A veces deseo pedir, paren un ratito el mundo que me quiero bajar, quiero hacer una pausa hasta ver cómo mismo arranco. La energía se me va y luego vuelve. Odio el que digan que todo pasa por alguna razón. Eso funcionaría si supieras cuál mismo es la lección que te corresponde aprender esta vez, pero, hasta ahora, yo no entiendo cuál es la lección de mis fracasos matrimoniales, por ejemplo. Le metí ganas y no me gusta ser víctima, pero no entiendo el porqué, aunque a la vez, como dice Carolyne Miss, quien me encanta: “No te preguntes por qué te pasa algo, ¿quién te crees? ¿alguien tan grande que pensabas que nada malo te iba a suceder, que todo le iba a ocurrir a tu vecino?” En todo caso, toda esta perorata, es para compartir que me gusta desahogarme, que sé que a mucha gente le pasa lo mismo que a mí. No a todas, hay perfectas optimistas, que su vida es un continuo color de rosa, qué suerte. No es mi caso, mucho ha sido bueno sí, pero, ha habido momentos que hubiera preferido que no me sucedan muchas cosas que me han pasado.
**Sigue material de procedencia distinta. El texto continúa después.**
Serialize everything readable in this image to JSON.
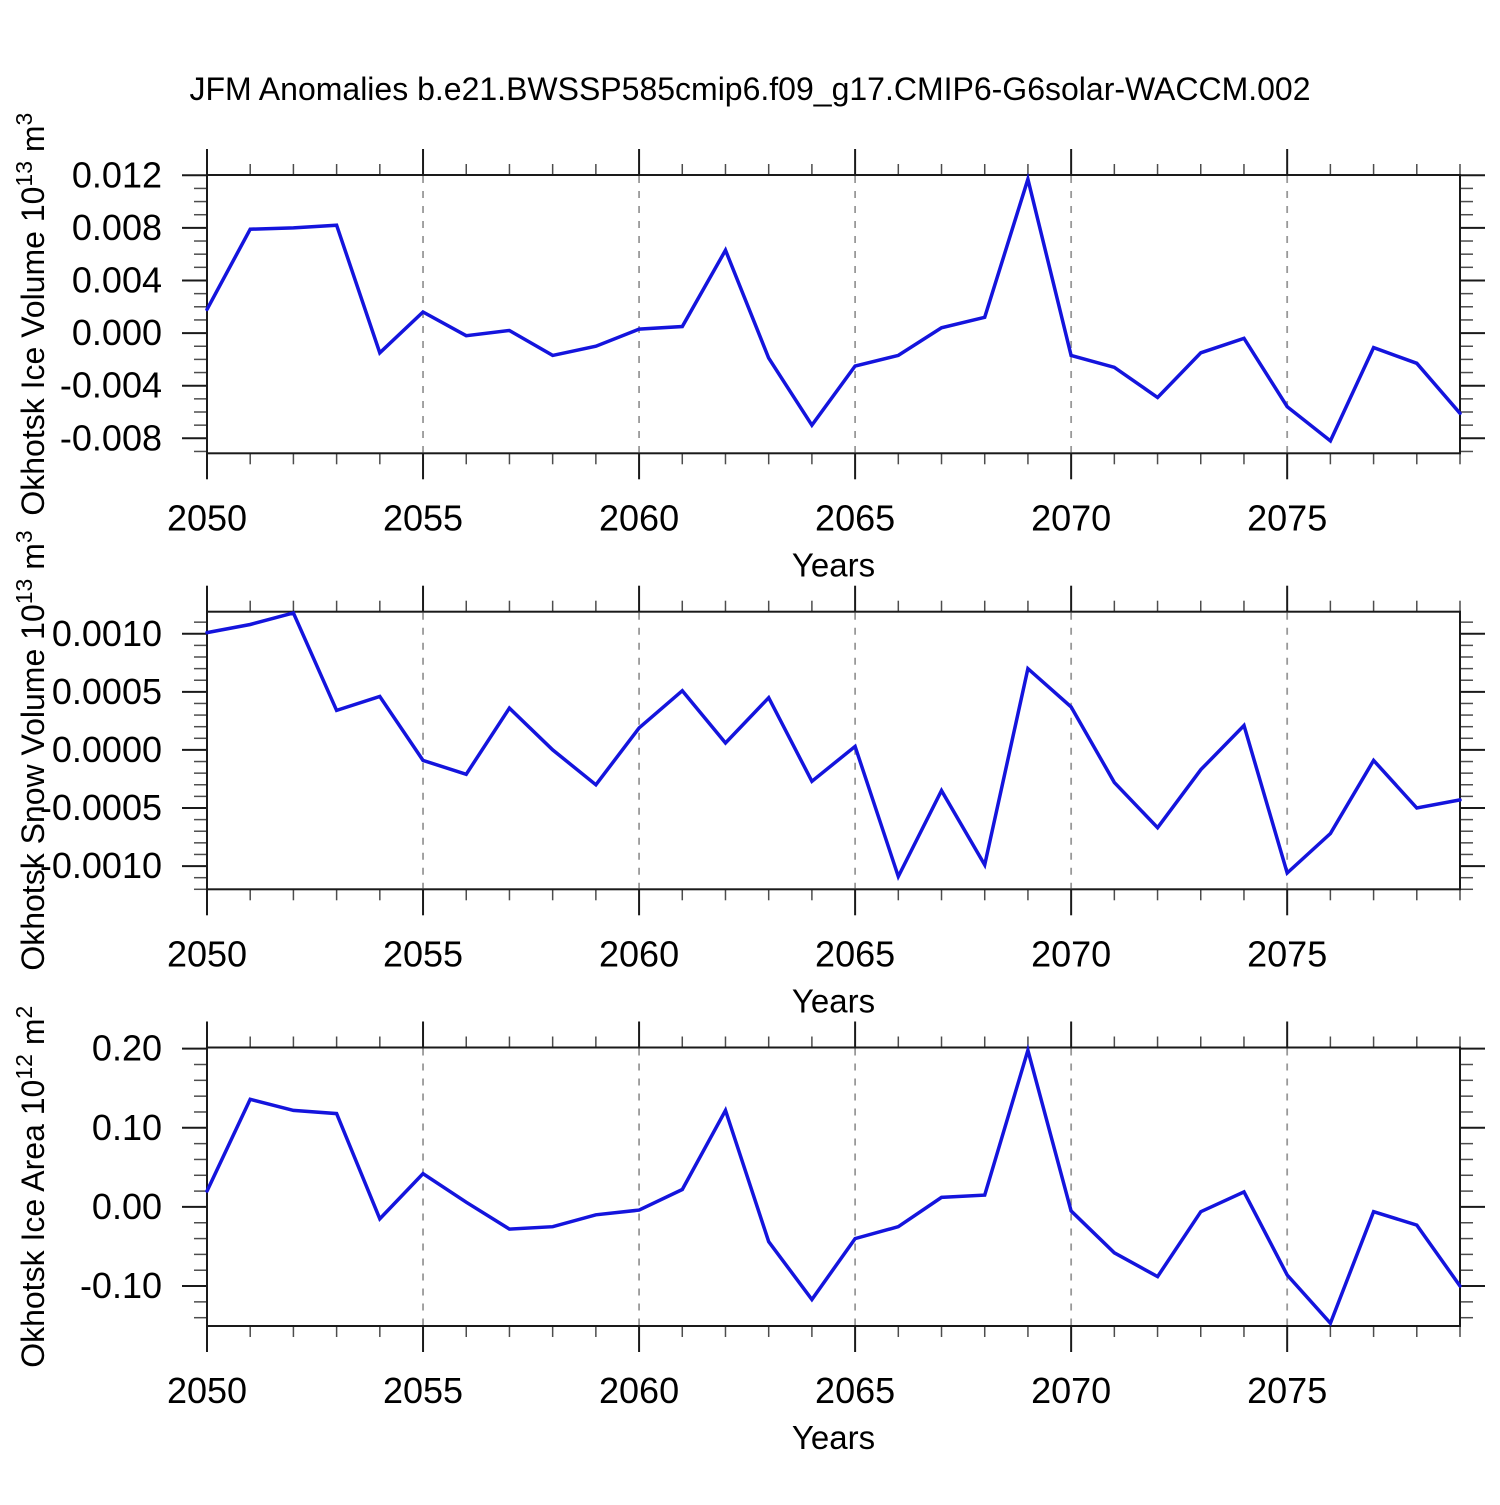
{
  "title": "JFM Anomalies b.e21.BWSSP585cmip6.f09_g17.CMIP6-G6solar-WACCM.002",
  "chart_data": {
    "type": "line",
    "xlabel": "Years",
    "x": [
      2050,
      2051,
      2052,
      2053,
      2054,
      2055,
      2056,
      2057,
      2058,
      2059,
      2060,
      2061,
      2062,
      2063,
      2064,
      2065,
      2066,
      2067,
      2068,
      2069,
      2070,
      2071,
      2072,
      2073,
      2074,
      2075,
      2076,
      2077,
      2078,
      2079
    ],
    "x_major_ticks": [
      2050,
      2055,
      2060,
      2065,
      2070,
      2075
    ],
    "x_gridlines": [
      2055,
      2060,
      2065,
      2070,
      2075
    ],
    "line_color": "#1414dd",
    "grid_color": "#999999",
    "axis_color": "#1a1a1a",
    "minor_tick_color": "#4d4d4d",
    "charts": [
      {
        "id": "okhotsk-ice-volume",
        "ylabel": {
          "prefix": "Okhotsk Ice Volume 10",
          "exp": "13",
          "unit": " m",
          "unit_exp": "3"
        },
        "ylim": [
          -0.00914,
          0.01202
        ],
        "y_major_ticks": [
          0.012,
          0.008,
          0.004,
          0.0,
          -0.004,
          -0.008
        ],
        "y_tick_labels": [
          "0.012",
          "0.008",
          "0.004",
          "0.000",
          "-0.004",
          "-0.008"
        ],
        "y_minor_step": 0.001,
        "values": [
          0.0018,
          0.0079,
          0.008,
          0.0082,
          -0.0015,
          0.0016,
          -0.0002,
          0.0002,
          -0.0017,
          -0.001,
          0.0003,
          0.0005,
          0.0063,
          -0.0019,
          -0.007,
          -0.0025,
          -0.0017,
          0.0004,
          0.0012,
          0.0117,
          -0.0017,
          -0.0026,
          -0.0049,
          -0.0015,
          -0.0004,
          -0.0056,
          -0.0082,
          -0.0011,
          -0.0023,
          -0.0061
        ]
      },
      {
        "id": "okhotsk-snow-volume",
        "ylabel": {
          "prefix": "Okhotsk Snow Volume 10",
          "exp": "13",
          "unit": " m",
          "unit_exp": "3"
        },
        "ylim": [
          -0.0012,
          0.00119
        ],
        "y_major_ticks": [
          0.001,
          0.0005,
          0.0,
          -0.0005,
          -0.001
        ],
        "y_tick_labels": [
          "0.0010",
          "0.0005",
          "0.0000",
          "-0.0005",
          "-0.0010"
        ],
        "y_minor_step": 0.0001,
        "values": [
          0.00101,
          0.00108,
          0.00118,
          0.00034,
          0.00046,
          -9e-05,
          -0.00021,
          0.00036,
          0.0,
          -0.0003,
          0.00019,
          0.00051,
          6e-05,
          0.00045,
          -0.00027,
          3e-05,
          -0.00109,
          -0.00035,
          -0.00099,
          0.0007,
          0.00037,
          -0.00028,
          -0.00067,
          -0.00017,
          0.00021,
          -0.00106,
          -0.00072,
          -9e-05,
          -0.0005,
          -0.00043
        ]
      },
      {
        "id": "okhotsk-ice-area",
        "ylabel": {
          "prefix": "Okhotsk Ice Area 10",
          "exp": "12",
          "unit": " m",
          "unit_exp": "2"
        },
        "ylim": [
          -0.1505,
          0.2015
        ],
        "y_major_ticks": [
          0.2,
          0.1,
          0.0,
          -0.1
        ],
        "y_tick_labels": [
          "0.20",
          "0.10",
          "0.00",
          "-0.10"
        ],
        "y_minor_step": 0.02,
        "values": [
          0.02,
          0.136,
          0.122,
          0.118,
          -0.015,
          0.042,
          0.006,
          -0.028,
          -0.025,
          -0.01,
          -0.004,
          0.022,
          0.122,
          -0.044,
          -0.117,
          -0.04,
          -0.025,
          0.012,
          0.015,
          0.198,
          -0.005,
          -0.058,
          -0.088,
          -0.006,
          0.019,
          -0.086,
          -0.147,
          -0.006,
          -0.023,
          -0.1
        ]
      }
    ]
  }
}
En todo caso, como dijo una cantante country que me fascina, Patsy Cline, luego de verse las cicatrices en su rostro, después de un terrible accidente en automóvil: “¿Así que es con esto con lo que tenemos que vivir? Ok, vamos entonces, traigan mi maquillaje y comencemos a esconder las cicatrices.” 54 años y en mi vida hay un nuevo cambio, muy fuerte: mi hija Nadia se ha ido. 54 años que no son 53 ni 52 ni 51 ni 50. Debo empezar a aprender cómo enfrentar lo que se viene, entre eso, mi nuevo camino, mis finales, mi propia descomposición, cada vez más canas, que se cubren con bigen, ya no cada dos meses, ni cada mes, sino cada quince días. Un cuerpo que, por más que lo ejercito, ya no quiere muscularse como cuando tenía veinte. En el registro de lo positivo, cuento con mi peso estable, una sonrisa y, tal vez, muchas alegrías. Estamos aterrizando en Quito. Mi Bogie me espera y eso me entusiasma. Tiag y yo, el mejor equipo, nos disponemos a vivir nuevas aventuras, pero luego de unos días de bajón, como fue pasada la benzadrina en el caso de Neal y Carolyn. Creo que, si una quiere tocar las estrellas, tiene que estar preparado para la caída que va a ser dura, pero que, pasado el moretón y las abolladuras, una se vuelve a levantar.